A break from my usual networking musings…
I have never purchased an Apple Watch. I always thought they were too high and needed to be sleeker. Despite my dislikes and historical preference for Garmin watches, the Apple Watch has done ok, to say the least. Does my historical deviation from popular choices guarantee Apple's new Vision Pro will be successful? No, but it is worth noting.
Vision Pro is not the Metaverse
Some people, IMO, make the mistake of suggesting that Vision Pro will have the same tragic end as all the to-date attempts to create a Metaverse. The use cases are a little different than the Metaverse.
Whereas the Metaverse was imagined as a 100% computer-generated world, the Vision Pro seems to have a heavy emphasis on an augmented world, even if VR capable. More importantly, it is a TV without the TV hardware, anywhere you want. High-quality teleconferencing without teleconferencing hardware, anywhere you want it—personal computing without the computing hardware. To me, Vision Pro is a portable entertainment and computing experience anywhere you want it. Something quite different than the Metaverse. If I were the maker of TV or videoconferencing hardware, I would look at this closely.
The Challenges Will Be Real
A Version 1 product. Heavy, expensive, short battery life, tethered and obstructing the real world. By today's technology standards, there may be a few minor miracles in the Vision Pro; however, that does not guarantee consumer success, especially in today's uncertain economic times. These characteristics will certainly inhibit broad uptake in the short term, outside of affluent neighborhoods.
Will Apple’s spatial video give me a headache and nausea? Possibly. Apple claims they have such things figured out. It will be interesting to see.
So Why Am I Optimistic?
My optimism stems from the vision of Vision Pro and an assumption that the technology will continue to evolve and mitigate some of the dislikes above.

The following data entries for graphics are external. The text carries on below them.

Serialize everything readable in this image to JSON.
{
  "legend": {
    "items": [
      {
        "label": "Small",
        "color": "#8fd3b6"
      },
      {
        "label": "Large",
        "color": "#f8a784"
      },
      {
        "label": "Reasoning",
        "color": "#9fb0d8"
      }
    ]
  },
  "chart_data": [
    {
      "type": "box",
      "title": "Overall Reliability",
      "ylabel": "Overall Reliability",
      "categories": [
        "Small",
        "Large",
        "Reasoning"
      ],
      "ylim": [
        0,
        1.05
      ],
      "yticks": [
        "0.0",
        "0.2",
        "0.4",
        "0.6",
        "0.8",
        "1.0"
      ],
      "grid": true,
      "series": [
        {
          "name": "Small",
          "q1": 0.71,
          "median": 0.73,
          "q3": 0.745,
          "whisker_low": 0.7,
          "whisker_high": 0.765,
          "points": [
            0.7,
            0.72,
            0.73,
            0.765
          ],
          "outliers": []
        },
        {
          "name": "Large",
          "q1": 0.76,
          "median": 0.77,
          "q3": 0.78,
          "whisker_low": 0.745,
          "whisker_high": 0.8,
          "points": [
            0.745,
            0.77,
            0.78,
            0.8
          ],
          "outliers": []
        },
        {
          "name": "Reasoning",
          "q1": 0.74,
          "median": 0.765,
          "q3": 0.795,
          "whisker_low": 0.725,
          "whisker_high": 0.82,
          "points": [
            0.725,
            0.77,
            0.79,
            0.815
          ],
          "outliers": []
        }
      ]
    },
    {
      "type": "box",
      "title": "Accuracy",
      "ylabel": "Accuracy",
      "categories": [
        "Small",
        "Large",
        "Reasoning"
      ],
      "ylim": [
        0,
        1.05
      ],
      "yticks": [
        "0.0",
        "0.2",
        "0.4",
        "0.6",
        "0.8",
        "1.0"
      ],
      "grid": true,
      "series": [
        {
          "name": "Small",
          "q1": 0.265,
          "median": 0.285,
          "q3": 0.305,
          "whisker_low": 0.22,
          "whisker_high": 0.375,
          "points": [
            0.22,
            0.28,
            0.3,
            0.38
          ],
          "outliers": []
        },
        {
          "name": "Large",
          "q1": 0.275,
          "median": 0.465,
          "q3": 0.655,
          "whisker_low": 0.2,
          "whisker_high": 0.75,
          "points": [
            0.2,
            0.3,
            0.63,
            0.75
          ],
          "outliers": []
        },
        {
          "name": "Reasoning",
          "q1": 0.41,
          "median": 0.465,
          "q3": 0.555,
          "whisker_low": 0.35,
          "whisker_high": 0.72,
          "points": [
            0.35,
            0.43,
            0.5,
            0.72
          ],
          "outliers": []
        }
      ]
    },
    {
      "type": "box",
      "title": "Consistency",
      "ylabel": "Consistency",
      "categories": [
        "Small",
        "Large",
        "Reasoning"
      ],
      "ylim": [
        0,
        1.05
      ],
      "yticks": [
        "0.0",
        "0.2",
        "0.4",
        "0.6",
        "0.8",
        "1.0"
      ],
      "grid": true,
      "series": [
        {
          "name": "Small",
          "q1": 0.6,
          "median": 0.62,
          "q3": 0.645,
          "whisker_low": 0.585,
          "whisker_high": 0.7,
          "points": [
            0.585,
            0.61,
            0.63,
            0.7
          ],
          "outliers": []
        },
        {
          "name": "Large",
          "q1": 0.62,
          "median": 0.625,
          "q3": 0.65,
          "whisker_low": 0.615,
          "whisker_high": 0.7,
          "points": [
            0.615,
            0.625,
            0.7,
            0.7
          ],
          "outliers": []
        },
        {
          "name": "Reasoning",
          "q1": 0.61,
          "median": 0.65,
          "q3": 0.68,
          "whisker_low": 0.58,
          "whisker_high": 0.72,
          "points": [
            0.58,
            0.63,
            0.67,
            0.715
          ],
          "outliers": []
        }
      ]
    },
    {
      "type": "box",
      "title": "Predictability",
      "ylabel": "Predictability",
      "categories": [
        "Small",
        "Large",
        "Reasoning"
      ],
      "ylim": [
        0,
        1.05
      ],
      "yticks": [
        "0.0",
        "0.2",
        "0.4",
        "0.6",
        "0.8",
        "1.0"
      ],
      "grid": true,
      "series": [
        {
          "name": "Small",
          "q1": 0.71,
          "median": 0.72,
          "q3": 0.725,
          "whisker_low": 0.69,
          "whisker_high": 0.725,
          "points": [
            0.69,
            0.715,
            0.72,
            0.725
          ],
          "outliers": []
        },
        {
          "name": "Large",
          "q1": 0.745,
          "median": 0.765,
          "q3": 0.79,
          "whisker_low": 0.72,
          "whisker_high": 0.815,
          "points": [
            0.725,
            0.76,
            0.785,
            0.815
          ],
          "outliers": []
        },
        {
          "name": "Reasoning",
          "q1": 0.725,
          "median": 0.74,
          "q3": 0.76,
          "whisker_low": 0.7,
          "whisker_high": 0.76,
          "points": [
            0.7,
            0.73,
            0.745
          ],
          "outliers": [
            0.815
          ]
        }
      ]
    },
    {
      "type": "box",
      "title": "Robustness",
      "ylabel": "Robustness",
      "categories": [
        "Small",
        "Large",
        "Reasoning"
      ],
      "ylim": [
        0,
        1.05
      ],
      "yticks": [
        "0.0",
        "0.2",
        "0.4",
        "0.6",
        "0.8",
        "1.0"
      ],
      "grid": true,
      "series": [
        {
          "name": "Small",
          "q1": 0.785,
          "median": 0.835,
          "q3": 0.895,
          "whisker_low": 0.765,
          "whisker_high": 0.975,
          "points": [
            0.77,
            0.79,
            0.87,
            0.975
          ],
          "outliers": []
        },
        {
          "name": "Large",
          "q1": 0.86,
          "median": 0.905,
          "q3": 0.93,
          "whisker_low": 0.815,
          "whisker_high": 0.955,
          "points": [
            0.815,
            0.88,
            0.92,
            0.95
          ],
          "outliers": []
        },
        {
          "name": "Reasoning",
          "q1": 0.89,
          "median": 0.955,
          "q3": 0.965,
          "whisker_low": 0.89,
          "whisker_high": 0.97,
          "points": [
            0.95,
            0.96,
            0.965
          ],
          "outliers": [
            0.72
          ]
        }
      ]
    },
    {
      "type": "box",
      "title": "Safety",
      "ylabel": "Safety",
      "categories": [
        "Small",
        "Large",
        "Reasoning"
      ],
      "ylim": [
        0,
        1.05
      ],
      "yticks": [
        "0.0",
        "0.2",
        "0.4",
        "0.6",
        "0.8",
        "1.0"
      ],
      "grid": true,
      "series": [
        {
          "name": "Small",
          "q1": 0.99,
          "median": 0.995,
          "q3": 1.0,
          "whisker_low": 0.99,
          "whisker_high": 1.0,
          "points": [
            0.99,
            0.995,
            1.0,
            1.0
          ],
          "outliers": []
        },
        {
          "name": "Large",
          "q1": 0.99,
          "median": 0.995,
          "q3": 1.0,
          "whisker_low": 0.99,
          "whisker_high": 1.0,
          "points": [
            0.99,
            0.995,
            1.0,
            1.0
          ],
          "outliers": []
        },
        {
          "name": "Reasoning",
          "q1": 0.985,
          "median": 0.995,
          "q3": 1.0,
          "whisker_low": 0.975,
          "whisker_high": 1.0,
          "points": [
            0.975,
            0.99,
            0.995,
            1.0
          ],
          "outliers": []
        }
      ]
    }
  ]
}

The vision is good, the experience likely great, and better generations of tech are likely.
Does the Apple halo make any new product launch a guaranteed success? They have a good record, but no.
Does Apple have a mix of software assets, hardware assets, software engineering, hardware engineering, design, integration, production, and marketing capabilities that few others, perhaps none other, have? Yes.
Conclusion
At $3.5K, I will not be one of the first people in line. At that price, I may not even look at it until my next tech refresh cycle. Nonetheless, I expect numerous affluent people to line up, and if the experience is game-changing, word will get out, and we will be at Generation 4 before we know it. I still wonder how creepy it will be for two people to be sitting on the couch watching a movie with these things, essential to my life, and not shown in any of the launch videos.
Vision Pro is clunky, if stylish, beginning for all but the financially well-off. Meaning it does not hit the nail on the head, yet, for broad uptake. That said, I am making a bet that the vision is strong, and that will drive success while Apple iterates until one day we wake up and it is what all of us want.
Of course, speculation is worth what you pay for it. It will be interesting to look back a year from now.